How can we fix our democracy?  

Australia’s political system is due for a radical redesign, according to McAllister.  

“We have a political system that was designed in the late 19th century and drew on British and American parliamentary practice going back about another 50 or 70 years,” he says.  

“Look at all the things that have happened in the last 140 years or so. This is not fit for purpose.”  

There are several steps Australia could take to reform its political institutions and improve the calibre of politicians, starting with changing our “absurd electoral cycle”, McAllister suggests.  

“We are one of the few countries in the world that have a three-year electoral cycle. Effectively, a government only has about a year to do anything and then within 18 months they’re looking at the next election.  

“Having parliamentary terms of four years is a no-brainer.”

Other changes could include Senate reform to reduce the influence of political parties, term limits to undermine career politicians, recall elections to hold politicians more accountable to their constituents, and overhauling parliamentary procedures to make them less adversarial.   

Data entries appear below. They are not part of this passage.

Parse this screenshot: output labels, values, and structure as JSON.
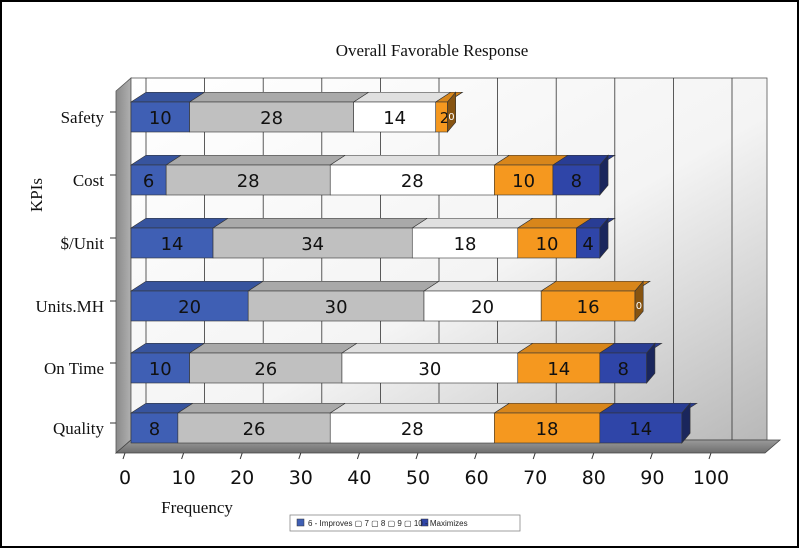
{
  "chart_data": {
    "type": "bar",
    "orientation": "horizontal",
    "stacked": true,
    "three_d": true,
    "title": "Overall Favorable Response",
    "xlabel": "Frequency",
    "ylabel": "KPIs",
    "xlim": [
      0,
      100
    ],
    "xticks": [
      0,
      10,
      20,
      30,
      40,
      50,
      60,
      70,
      80,
      90,
      100
    ],
    "grid": true,
    "legend_position": "bottom",
    "legend_label": "6 - Improves ▢ 7 ▢ 8 ▢ 9 ▢ 10 - Maximizes",
    "categories": [
      "Safety",
      "Cost",
      "$/Unit",
      "Units.MH",
      "On Time",
      "Quality"
    ],
    "series": [
      {
        "name": "6 - Improves",
        "color": "#3f5fb4",
        "values": [
          10,
          6,
          14,
          20,
          10,
          8
        ]
      },
      {
        "name": "7",
        "color": "#c0c0c0",
        "values": [
          28,
          28,
          34,
          30,
          26,
          26
        ]
      },
      {
        "name": "8",
        "color": "#ffffff",
        "values": [
          14,
          28,
          18,
          20,
          30,
          28
        ]
      },
      {
        "name": "9",
        "color": "#f5981f",
        "values": [
          2,
          10,
          10,
          16,
          14,
          18
        ]
      },
      {
        "name": "10 - Maximizes",
        "color": "#2f45a8",
        "values": [
          0,
          8,
          4,
          0,
          8,
          14
        ]
      }
    ]
  }
}
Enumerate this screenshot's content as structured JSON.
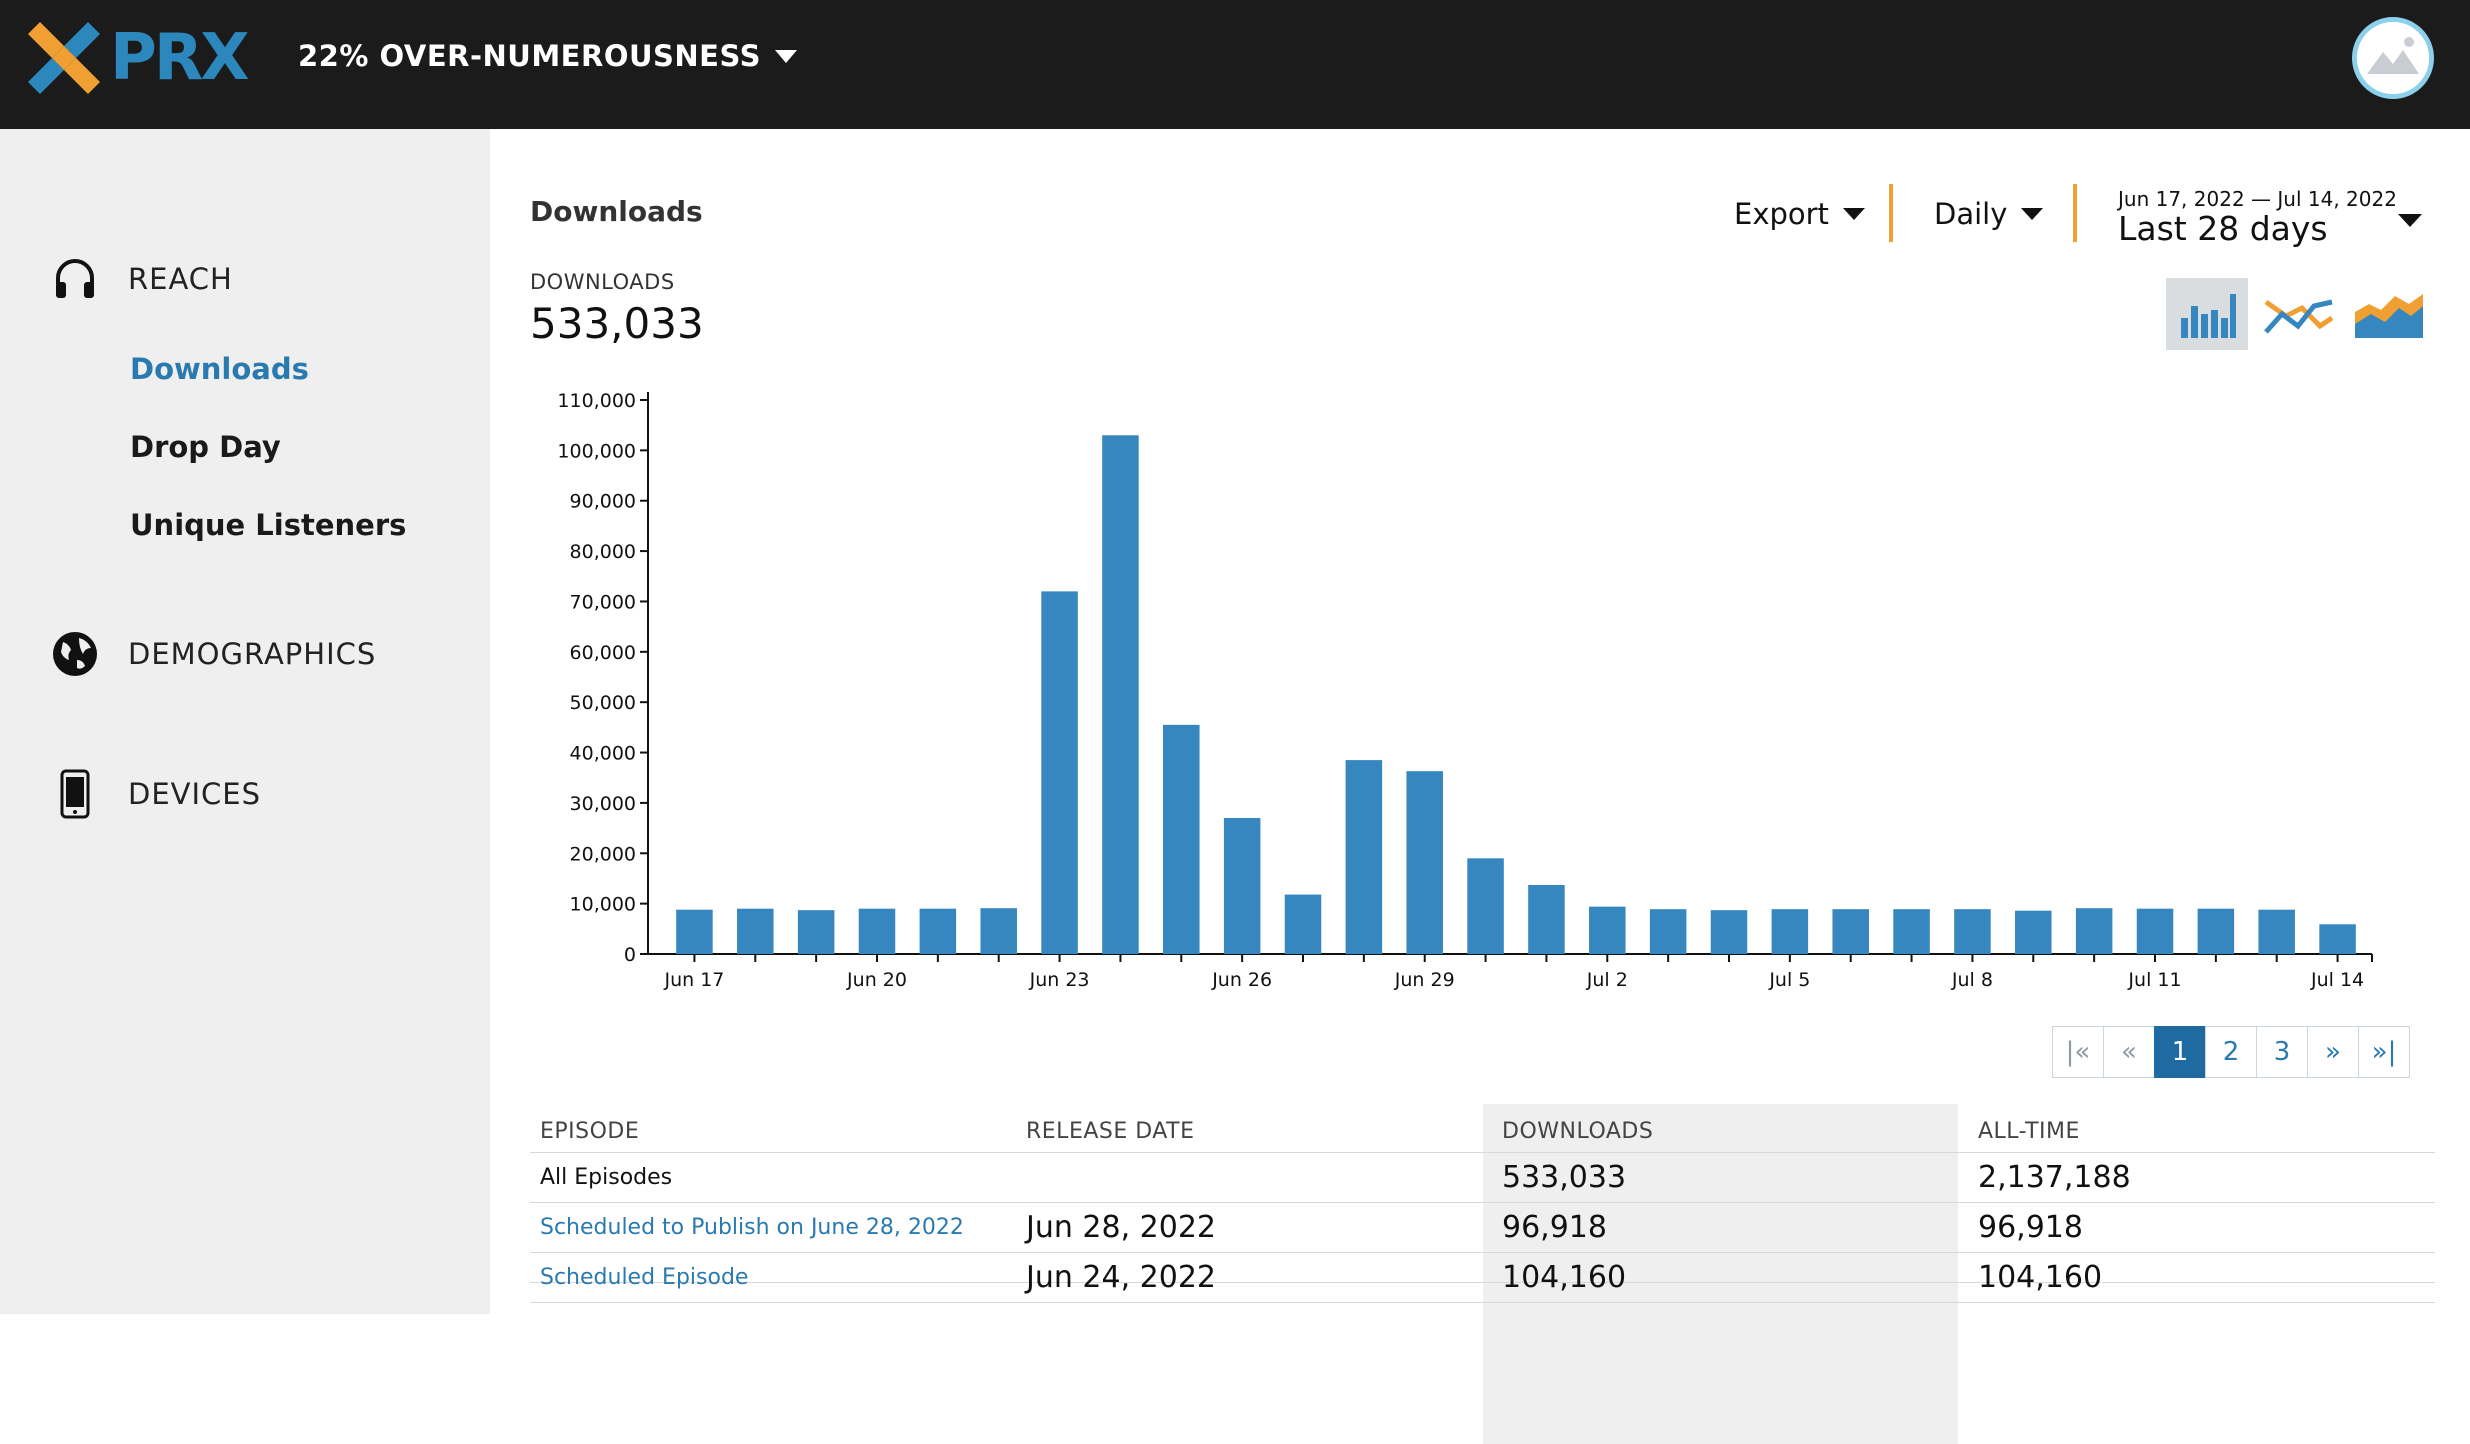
{
  "header": {
    "logo_text": "PRX",
    "podcast_title": "22% OVER-NUMEROUSNESS"
  },
  "sidebar": {
    "sections": [
      {
        "label": "REACH",
        "icon": "headphones-icon"
      },
      {
        "label": "DEMOGRAPHICS",
        "icon": "globe-icon"
      },
      {
        "label": "DEVICES",
        "icon": "phone-icon"
      }
    ],
    "reach_items": [
      {
        "label": "Downloads",
        "active": true
      },
      {
        "label": "Drop Day"
      },
      {
        "label": "Unique Listeners"
      }
    ]
  },
  "main": {
    "page_title": "Downloads",
    "total_label": "DOWNLOADS",
    "total_value": "533,033",
    "export_label": "Export",
    "interval_label": "Daily",
    "range_dates": "Jun 17, 2022 — Jul 14, 2022",
    "range_label": "Last 28 days",
    "chart_types": [
      "bar-chart-icon",
      "line-chart-icon",
      "area-chart-icon"
    ],
    "selected_chart_type": "bar-chart-icon"
  },
  "colors": {
    "header_bg": "#1b1b1b",
    "brand_blue": "#2c87bd",
    "brand_orange": "#f0a032",
    "bar": "#3687bf",
    "link": "#2a7ab0"
  },
  "chart_data": {
    "type": "bar",
    "categories": [
      "Jun 17",
      "Jun 18",
      "Jun 19",
      "Jun 20",
      "Jun 21",
      "Jun 22",
      "Jun 23",
      "Jun 24",
      "Jun 25",
      "Jun 26",
      "Jun 27",
      "Jun 28",
      "Jun 29",
      "Jun 30",
      "Jul 1",
      "Jul 2",
      "Jul 3",
      "Jul 4",
      "Jul 5",
      "Jul 6",
      "Jul 7",
      "Jul 8",
      "Jul 9",
      "Jul 10",
      "Jul 11",
      "Jul 12",
      "Jul 13",
      "Jul 14"
    ],
    "tick_labels": [
      "Jun 17",
      "Jun 20",
      "Jun 23",
      "Jun 26",
      "Jun 29",
      "Jul 2",
      "Jul 5",
      "Jul 8",
      "Jul 11",
      "Jul 14"
    ],
    "values": [
      8800,
      9000,
      8700,
      9000,
      9000,
      9100,
      72000,
      103000,
      45500,
      27000,
      11800,
      38500,
      36300,
      19000,
      13700,
      9400,
      8900,
      8700,
      8900,
      8900,
      8900,
      8900,
      8600,
      9100,
      9000,
      9000,
      8800,
      5900
    ],
    "yticks": [
      "0",
      "10,000",
      "20,000",
      "30,000",
      "40,000",
      "50,000",
      "60,000",
      "70,000",
      "80,000",
      "90,000",
      "100,000",
      "110,000"
    ],
    "ylim": [
      0,
      110000
    ],
    "color": "#3687bf"
  },
  "pagination": {
    "first": "|«",
    "prev": "«",
    "pages": [
      "1",
      "2",
      "3"
    ],
    "current": "1",
    "next": "»",
    "last": "»|"
  },
  "table": {
    "headers": [
      "EPISODE",
      "RELEASE DATE",
      "DOWNLOADS",
      "ALL-TIME"
    ],
    "rows": [
      {
        "episode": "All Episodes",
        "release": "",
        "downloads": "533,033",
        "alltime": "2,137,188"
      },
      {
        "episode": "Scheduled to Publish on June 28, 2022",
        "release": "Jun 28, 2022",
        "downloads": "96,918",
        "alltime": "96,918"
      },
      {
        "episode": "Scheduled Episode",
        "release": "Jun 24, 2022",
        "downloads": "104,160",
        "alltime": "104,160"
      }
    ]
  }
}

“But all of this would require consensus among the political parties,” McAllister says. “It would require those leading political parties to effectively write themselves out at some stage, which they wouldn’t be very keen on doing.”  

To engage younger generations, Chowdhury says government and politicians need to talk to young people, not at them.   

“If you want to restore trust and confidence among young people, you need to start listening to them, talking to them, and considering them as important parts of the electorate who are capable of making sound political judgements.”  

Institutional and structural changes are also needed to ensure key policymaking bodies are more representative of the electorate, including marginalised groups, minorities and young people, she says.  

“If citizens don’t trust the politicians or the institutions that shape the rules that inform their everyday lives, then this defeats the whole purpose of democracy.”